[rescue] Mail Server

Mike Meredith mike at redhairy1.demon.co.uk
Tue Dec 21 12:12:55 CST 2004


On Tue, 21 Dec 2004 08:31:42 -0600, Wes Will wrote:
> 4.  Exim and qmail are quite able programs, and Exim in particular is
> known for dealing gracefully with very large loads by using some
> decent parallel queueing strategies.  Both programs (and qmail

Eh? That's the thing Exim is not known for ... queueing I mean, as it
quite happily handles quite extreme levels of load. Exim was written on
the assumption that the vast majority of mail can be delivered
immediately with only a tiny amount being put onto the queue for later
delivery attempts. In fact the subject of handling large queues appeared
on the Exim mailing list recently, and there's a chance that something
will be done about it.

For the record, unless you're handling millions of messages a day Exim
will work perfectly well without tuning.

> especially) are difficult to get set up.  It takes some getting used

Exim is difficult to setup ? Blimey, I must be brighter than I thought
:)

> to to blithely put binaries in /var.... In other words, getting either

Most people stick the Exim binaries in the normal places for binaries. I
suppose you could stick 'em under /var if you wanted to, but why?

> around - and we're back to to the binaries in/var thing... I just
> don't -like- qmail.).

There's lots of legitimate reasons for not running qmail. For instance,
it seems by default to bounce undeliverables rather than reject them.
And it doesn't collapse multiple recipients into one SMTP session.
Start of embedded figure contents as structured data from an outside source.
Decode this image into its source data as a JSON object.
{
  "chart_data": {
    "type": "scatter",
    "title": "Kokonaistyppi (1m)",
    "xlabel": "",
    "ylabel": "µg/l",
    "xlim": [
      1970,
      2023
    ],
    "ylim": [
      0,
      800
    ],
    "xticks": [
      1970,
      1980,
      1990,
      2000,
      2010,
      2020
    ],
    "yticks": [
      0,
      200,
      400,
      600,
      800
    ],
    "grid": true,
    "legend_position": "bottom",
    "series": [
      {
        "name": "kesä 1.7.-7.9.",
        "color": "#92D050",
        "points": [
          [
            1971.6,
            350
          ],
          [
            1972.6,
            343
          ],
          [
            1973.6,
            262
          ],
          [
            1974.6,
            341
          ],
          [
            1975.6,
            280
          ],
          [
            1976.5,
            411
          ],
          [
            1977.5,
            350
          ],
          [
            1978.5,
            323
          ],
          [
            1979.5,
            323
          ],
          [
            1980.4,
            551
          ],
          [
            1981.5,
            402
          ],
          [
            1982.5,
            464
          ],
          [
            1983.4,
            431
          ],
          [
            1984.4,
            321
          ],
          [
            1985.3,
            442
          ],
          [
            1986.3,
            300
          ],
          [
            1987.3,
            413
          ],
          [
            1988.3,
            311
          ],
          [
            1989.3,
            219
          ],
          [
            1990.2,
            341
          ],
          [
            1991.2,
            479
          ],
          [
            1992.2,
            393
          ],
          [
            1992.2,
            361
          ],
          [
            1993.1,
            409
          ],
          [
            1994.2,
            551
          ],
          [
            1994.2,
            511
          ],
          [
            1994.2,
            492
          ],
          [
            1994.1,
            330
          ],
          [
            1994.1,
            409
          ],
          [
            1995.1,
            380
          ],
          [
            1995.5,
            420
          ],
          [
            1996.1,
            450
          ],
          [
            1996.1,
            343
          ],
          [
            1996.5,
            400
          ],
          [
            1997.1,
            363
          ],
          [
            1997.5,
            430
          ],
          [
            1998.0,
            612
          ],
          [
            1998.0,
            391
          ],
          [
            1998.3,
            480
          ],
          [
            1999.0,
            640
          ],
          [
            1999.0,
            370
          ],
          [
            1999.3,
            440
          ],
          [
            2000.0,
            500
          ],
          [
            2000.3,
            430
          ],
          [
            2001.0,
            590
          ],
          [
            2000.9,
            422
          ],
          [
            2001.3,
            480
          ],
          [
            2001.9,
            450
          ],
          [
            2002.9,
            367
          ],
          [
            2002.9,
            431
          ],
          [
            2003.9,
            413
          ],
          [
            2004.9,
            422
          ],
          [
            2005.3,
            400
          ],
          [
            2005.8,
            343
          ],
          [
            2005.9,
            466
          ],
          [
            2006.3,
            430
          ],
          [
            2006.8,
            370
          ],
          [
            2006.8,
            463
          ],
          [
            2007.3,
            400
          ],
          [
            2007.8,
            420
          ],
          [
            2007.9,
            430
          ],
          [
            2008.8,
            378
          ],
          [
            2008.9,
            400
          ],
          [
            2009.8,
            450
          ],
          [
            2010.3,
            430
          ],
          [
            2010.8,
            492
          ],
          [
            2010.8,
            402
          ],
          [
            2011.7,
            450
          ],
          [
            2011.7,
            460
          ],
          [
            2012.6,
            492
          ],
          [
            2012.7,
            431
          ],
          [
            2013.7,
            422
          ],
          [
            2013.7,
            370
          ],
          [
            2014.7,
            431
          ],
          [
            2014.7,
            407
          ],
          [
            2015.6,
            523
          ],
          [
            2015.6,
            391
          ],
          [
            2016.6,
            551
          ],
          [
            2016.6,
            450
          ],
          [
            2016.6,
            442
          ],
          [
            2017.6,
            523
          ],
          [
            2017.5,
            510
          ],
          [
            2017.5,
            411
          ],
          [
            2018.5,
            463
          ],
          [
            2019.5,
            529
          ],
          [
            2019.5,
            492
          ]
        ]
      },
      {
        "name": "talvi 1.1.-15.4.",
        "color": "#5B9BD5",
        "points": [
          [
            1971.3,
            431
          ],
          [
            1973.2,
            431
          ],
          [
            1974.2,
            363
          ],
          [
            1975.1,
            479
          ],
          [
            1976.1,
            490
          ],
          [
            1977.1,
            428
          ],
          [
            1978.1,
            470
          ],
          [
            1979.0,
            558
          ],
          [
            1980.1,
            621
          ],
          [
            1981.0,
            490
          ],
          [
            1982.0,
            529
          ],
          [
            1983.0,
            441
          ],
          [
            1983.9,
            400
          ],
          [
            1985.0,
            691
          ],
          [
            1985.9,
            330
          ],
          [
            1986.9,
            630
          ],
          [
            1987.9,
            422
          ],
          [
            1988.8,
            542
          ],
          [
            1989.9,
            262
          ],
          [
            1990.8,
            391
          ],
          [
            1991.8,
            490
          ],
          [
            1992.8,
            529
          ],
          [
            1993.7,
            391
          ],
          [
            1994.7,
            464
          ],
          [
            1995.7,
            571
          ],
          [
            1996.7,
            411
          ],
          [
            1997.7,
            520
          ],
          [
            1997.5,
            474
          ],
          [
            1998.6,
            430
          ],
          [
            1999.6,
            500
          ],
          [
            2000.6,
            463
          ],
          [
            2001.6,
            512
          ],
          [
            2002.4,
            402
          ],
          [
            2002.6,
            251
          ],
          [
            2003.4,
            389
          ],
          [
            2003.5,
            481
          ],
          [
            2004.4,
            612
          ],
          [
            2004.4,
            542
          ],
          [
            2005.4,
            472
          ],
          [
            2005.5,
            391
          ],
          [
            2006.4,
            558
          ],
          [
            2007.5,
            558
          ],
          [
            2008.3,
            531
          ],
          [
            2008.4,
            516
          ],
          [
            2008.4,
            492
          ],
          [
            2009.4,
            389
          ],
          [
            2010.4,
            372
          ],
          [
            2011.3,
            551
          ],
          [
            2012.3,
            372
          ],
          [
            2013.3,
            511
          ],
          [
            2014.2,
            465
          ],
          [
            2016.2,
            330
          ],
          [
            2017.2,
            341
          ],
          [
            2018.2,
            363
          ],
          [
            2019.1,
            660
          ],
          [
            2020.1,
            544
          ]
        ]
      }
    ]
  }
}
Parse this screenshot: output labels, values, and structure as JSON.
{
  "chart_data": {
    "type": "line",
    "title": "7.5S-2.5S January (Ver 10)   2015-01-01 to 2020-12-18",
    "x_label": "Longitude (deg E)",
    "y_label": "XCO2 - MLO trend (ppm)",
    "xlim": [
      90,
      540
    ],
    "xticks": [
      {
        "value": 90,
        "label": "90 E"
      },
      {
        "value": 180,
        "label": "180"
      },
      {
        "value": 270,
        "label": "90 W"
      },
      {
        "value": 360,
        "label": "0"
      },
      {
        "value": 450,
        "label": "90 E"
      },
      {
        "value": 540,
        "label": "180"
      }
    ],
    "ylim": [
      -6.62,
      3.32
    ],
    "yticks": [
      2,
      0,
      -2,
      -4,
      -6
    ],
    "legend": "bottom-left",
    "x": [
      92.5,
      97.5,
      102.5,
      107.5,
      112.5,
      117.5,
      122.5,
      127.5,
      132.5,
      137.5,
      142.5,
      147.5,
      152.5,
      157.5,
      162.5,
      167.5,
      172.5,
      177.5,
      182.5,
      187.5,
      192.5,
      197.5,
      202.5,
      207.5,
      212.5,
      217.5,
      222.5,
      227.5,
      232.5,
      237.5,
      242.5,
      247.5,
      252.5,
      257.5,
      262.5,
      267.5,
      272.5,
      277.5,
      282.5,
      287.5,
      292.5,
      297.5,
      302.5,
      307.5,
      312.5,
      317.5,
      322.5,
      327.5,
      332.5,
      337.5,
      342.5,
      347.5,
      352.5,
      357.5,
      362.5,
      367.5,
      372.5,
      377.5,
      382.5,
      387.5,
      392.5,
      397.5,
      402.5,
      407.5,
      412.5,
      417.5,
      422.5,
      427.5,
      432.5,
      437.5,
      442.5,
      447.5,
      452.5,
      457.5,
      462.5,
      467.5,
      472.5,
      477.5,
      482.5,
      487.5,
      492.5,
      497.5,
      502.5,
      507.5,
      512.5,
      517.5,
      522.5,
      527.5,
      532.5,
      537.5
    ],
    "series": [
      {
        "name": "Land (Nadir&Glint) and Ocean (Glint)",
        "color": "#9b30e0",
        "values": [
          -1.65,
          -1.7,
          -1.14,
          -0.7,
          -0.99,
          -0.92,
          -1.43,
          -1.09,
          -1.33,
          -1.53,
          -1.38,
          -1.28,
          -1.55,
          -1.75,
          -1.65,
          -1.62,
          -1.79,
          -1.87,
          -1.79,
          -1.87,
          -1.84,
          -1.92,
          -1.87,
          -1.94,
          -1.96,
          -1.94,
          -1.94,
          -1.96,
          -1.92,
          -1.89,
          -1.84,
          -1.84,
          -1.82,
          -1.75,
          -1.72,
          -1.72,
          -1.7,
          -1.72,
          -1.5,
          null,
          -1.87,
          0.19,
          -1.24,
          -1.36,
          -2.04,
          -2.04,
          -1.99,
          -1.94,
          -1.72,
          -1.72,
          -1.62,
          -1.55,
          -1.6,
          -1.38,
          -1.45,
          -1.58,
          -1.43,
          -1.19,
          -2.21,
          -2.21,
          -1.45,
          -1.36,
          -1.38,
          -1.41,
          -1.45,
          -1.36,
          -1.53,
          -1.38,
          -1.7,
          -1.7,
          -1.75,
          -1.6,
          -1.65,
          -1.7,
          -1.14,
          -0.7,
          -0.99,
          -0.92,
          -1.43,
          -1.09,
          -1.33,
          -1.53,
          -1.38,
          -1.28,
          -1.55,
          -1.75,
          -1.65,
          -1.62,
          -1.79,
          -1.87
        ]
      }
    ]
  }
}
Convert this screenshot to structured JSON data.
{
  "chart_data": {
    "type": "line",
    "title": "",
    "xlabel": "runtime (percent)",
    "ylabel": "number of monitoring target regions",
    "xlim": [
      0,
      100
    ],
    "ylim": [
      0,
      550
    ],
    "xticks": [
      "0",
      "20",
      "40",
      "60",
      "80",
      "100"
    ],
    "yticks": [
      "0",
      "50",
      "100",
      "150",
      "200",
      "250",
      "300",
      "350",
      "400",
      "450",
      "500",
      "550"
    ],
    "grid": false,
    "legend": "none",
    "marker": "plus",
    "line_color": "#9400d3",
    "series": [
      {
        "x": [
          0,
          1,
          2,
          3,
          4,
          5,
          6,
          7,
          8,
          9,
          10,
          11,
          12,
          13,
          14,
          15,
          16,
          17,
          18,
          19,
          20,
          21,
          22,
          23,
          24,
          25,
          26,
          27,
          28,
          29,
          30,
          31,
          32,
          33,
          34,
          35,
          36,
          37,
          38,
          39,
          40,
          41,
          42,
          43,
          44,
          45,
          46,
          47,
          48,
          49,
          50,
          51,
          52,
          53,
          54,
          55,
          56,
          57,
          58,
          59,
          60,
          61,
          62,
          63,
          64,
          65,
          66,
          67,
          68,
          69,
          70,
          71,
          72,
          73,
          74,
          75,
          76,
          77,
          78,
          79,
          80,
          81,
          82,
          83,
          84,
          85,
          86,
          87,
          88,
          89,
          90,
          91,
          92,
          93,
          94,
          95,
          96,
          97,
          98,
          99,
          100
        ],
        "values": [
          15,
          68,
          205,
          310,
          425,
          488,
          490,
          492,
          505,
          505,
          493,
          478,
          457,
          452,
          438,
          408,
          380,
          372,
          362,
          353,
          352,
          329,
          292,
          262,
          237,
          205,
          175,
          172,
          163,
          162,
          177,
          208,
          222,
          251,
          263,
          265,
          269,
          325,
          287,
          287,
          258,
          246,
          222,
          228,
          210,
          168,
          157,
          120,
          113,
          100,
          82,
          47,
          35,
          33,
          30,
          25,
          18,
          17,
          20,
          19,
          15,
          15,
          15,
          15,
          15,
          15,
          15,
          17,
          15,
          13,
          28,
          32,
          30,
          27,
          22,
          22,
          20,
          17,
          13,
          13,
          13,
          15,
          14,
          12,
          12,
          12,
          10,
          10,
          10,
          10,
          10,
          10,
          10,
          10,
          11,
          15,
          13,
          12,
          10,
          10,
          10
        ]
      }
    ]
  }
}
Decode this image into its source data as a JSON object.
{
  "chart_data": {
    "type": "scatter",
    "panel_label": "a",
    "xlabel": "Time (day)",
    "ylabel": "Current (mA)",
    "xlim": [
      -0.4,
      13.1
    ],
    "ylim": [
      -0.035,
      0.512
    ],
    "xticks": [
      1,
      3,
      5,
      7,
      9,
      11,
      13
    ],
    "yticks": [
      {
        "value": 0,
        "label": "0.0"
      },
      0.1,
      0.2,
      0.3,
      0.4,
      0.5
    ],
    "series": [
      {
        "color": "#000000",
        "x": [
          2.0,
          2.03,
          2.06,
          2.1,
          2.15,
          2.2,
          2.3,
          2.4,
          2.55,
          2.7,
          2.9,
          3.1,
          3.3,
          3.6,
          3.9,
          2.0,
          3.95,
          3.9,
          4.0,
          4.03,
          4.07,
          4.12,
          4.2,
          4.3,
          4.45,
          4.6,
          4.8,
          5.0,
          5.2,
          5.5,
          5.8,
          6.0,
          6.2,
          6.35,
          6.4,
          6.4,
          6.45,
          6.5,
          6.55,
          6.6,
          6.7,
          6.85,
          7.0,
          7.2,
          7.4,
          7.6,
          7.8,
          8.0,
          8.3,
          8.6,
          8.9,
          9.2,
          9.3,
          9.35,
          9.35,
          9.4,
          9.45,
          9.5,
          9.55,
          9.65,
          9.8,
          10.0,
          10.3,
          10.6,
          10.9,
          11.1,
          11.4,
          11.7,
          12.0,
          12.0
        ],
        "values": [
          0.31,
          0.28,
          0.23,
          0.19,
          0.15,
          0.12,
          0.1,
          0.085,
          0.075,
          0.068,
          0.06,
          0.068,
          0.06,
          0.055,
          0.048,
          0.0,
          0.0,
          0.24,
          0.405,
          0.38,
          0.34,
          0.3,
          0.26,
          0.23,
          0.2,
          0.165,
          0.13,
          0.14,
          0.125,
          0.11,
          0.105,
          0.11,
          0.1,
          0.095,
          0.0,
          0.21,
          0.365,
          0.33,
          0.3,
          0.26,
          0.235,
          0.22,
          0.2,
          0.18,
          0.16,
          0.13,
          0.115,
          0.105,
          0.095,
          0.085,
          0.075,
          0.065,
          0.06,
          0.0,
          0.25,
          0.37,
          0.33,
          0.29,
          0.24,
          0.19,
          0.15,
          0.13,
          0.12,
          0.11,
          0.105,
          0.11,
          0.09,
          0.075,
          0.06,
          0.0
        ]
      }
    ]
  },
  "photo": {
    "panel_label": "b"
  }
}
> There are some reasons, not too rabid, for Postfix.  If you are
> needing something in the small-to-medium-huge range, Postfix is your

I'd choose Exim myself, but I certainly wouldn't panic at running
Postfix.

> best bet.  If you want to handle massively huge mail queues (tens of
> thousands of messages per minute), go with Exim and pay close
> attention to the process and thread limits sections of the config

There's a *threads* section ? Doesn't appear in my Exim configuration
file which isn't conclusive, but I did pay a lot of attention when
writing it.

And get the fastest disks you can for your /var (or /var/spool/exim).
Preferably solid state disks. One guy wanted to use IDE disks on his
Exim server; I fell off my chair laughing.

I've got to admit I'm puzzled by why you think that Exim is hard to
configure. Sure it isn't that easy, but no MTA is really easy (if you
think it is, you're probably doing something wrong).